Der italienische Psychotherapeut Eugenio Gaddini (1916 – 1985) hat einmal den Rat erteilt: „Wenn ihr eine Idee habt, einen Gedanken – so unvollkommen er euch auch erscheinen mag – zeichnet ihn auf, schreibt ihn nieder. Auch wenn es nur ein Satz ist, eine halbe Seite, eine Seite. Lasst nichts verloren gehen, bewahrt die Notizen auf; eines Tages findet ihr sie wieder; und die Verbindungen zwischen den verschiedenen Ideen nehmen Gestalt an“ (Eugenio Gaddini, „Das Ich ist vor allem ein körperliches“. Beiträge zur Psychoanalyse der ersten Strukturen, 2015, www.socialnet.de/rezensionen/19463.php). Es könnte sein, dass Dagmar Jacobs vielfältiges, künstlerisches und kommunikatives Schaffen sich an den Prämissen orientiert, wie sie von Gaddini und anderen propagiert werden.
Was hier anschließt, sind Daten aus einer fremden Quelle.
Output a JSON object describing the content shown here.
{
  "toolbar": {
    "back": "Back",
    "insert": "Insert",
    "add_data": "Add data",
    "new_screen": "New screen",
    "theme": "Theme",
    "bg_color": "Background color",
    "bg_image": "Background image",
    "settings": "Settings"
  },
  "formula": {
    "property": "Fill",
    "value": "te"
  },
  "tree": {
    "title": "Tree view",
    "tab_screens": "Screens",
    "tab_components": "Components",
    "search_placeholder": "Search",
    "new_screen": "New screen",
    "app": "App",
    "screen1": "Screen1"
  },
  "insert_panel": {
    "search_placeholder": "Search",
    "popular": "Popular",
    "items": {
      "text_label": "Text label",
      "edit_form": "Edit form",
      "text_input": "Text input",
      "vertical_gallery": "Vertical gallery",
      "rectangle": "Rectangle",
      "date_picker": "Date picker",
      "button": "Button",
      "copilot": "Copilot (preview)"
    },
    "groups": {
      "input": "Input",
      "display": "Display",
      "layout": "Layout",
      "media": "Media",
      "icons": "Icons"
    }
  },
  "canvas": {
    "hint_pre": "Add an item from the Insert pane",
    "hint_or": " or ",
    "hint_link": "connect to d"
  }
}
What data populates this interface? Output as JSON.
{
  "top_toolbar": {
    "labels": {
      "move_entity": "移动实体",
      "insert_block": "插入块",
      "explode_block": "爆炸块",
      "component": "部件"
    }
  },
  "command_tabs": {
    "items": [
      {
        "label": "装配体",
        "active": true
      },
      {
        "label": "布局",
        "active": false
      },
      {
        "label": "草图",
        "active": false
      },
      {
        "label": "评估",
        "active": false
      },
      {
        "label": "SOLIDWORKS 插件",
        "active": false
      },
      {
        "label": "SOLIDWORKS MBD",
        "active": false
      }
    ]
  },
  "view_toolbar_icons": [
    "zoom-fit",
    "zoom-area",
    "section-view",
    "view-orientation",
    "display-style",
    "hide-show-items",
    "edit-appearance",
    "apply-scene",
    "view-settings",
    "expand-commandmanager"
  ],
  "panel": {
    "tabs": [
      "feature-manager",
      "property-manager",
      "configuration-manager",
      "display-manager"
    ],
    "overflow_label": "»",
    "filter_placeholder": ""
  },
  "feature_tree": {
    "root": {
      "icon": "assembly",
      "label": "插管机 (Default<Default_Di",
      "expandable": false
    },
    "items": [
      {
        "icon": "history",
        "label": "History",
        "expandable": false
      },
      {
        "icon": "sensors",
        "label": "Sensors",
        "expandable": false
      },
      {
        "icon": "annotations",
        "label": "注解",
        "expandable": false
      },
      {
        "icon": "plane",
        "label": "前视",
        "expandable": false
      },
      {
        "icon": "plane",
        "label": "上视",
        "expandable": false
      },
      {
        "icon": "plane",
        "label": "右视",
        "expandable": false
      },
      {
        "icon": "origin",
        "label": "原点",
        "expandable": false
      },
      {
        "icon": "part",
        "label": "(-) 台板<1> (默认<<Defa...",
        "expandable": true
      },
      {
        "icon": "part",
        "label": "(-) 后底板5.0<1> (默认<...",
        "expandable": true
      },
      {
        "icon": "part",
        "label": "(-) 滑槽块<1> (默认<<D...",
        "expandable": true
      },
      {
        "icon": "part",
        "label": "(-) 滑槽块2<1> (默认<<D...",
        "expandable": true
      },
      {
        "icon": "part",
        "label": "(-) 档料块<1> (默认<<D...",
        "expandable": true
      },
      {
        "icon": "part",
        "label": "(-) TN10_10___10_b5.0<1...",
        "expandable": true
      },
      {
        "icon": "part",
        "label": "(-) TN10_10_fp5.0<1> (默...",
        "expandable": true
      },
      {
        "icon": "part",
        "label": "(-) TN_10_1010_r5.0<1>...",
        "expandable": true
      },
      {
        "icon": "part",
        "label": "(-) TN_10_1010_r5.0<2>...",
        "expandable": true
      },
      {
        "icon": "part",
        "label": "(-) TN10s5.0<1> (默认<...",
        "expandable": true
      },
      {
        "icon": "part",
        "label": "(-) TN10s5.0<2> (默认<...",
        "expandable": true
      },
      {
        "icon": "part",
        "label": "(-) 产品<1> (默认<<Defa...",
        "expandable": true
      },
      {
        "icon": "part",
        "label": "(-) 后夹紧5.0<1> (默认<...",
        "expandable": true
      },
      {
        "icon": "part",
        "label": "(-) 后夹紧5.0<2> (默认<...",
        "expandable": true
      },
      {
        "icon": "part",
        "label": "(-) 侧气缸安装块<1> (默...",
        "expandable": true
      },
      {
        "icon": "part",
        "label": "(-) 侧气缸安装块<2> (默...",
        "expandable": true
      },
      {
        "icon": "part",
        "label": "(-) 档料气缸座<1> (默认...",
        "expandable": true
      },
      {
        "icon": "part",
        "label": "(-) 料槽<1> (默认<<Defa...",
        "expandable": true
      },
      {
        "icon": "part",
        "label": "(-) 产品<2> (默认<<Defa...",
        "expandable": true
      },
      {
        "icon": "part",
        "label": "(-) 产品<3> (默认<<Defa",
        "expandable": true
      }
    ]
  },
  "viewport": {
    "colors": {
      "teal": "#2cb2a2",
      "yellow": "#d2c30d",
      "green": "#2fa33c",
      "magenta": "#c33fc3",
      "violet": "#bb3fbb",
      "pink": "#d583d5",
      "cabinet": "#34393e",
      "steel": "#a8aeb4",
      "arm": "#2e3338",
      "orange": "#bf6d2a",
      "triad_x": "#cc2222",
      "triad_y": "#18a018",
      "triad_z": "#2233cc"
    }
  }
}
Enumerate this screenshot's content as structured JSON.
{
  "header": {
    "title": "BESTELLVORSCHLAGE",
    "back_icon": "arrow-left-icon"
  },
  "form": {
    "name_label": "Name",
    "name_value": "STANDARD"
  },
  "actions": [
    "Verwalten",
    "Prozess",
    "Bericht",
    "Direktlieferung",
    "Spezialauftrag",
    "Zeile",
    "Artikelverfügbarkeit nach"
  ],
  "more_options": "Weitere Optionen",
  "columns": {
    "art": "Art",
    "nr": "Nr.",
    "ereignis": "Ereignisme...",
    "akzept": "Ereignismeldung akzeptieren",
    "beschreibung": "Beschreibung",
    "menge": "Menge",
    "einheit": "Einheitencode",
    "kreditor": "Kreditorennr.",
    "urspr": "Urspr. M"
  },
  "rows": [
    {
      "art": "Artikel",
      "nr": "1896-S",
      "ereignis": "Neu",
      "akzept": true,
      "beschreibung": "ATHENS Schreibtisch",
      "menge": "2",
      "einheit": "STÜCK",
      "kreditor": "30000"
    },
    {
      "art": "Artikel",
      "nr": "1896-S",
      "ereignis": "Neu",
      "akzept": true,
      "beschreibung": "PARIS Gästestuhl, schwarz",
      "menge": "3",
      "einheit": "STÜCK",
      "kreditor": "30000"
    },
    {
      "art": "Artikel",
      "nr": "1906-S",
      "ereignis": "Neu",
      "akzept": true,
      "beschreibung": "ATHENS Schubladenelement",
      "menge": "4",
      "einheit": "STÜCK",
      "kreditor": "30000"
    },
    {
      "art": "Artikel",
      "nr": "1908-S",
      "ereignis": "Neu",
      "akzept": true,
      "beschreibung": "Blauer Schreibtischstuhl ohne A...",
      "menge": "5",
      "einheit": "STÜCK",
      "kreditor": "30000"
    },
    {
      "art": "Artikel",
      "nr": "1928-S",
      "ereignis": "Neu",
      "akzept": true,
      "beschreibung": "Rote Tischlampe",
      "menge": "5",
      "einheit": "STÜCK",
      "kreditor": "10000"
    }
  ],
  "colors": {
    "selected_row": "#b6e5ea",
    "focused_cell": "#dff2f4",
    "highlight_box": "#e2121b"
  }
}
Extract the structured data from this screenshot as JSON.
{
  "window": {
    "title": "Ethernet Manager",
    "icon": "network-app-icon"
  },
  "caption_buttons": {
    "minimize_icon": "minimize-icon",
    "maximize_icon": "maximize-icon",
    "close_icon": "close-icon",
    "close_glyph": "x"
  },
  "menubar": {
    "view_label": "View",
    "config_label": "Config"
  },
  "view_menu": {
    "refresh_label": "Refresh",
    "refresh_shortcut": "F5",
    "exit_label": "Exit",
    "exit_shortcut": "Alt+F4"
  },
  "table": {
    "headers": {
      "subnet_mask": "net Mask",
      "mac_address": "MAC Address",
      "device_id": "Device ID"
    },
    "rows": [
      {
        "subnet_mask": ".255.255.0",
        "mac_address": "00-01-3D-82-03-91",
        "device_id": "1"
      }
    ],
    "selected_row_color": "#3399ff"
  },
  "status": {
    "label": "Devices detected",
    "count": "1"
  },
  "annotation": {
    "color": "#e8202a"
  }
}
In den zwanzig Erzählungen, die sie im „Blau der späten Stunde“ flüstert, summt, sehnt, singt, tanzt, aussitzt und schreit, werden Gefühle, Erinnerungen, Sehnsüchte und Befürchtungen wach, die sowohl als individuelle Zuschreibungen, wie als Adressen an Erlebtes und Ersehntes wirken.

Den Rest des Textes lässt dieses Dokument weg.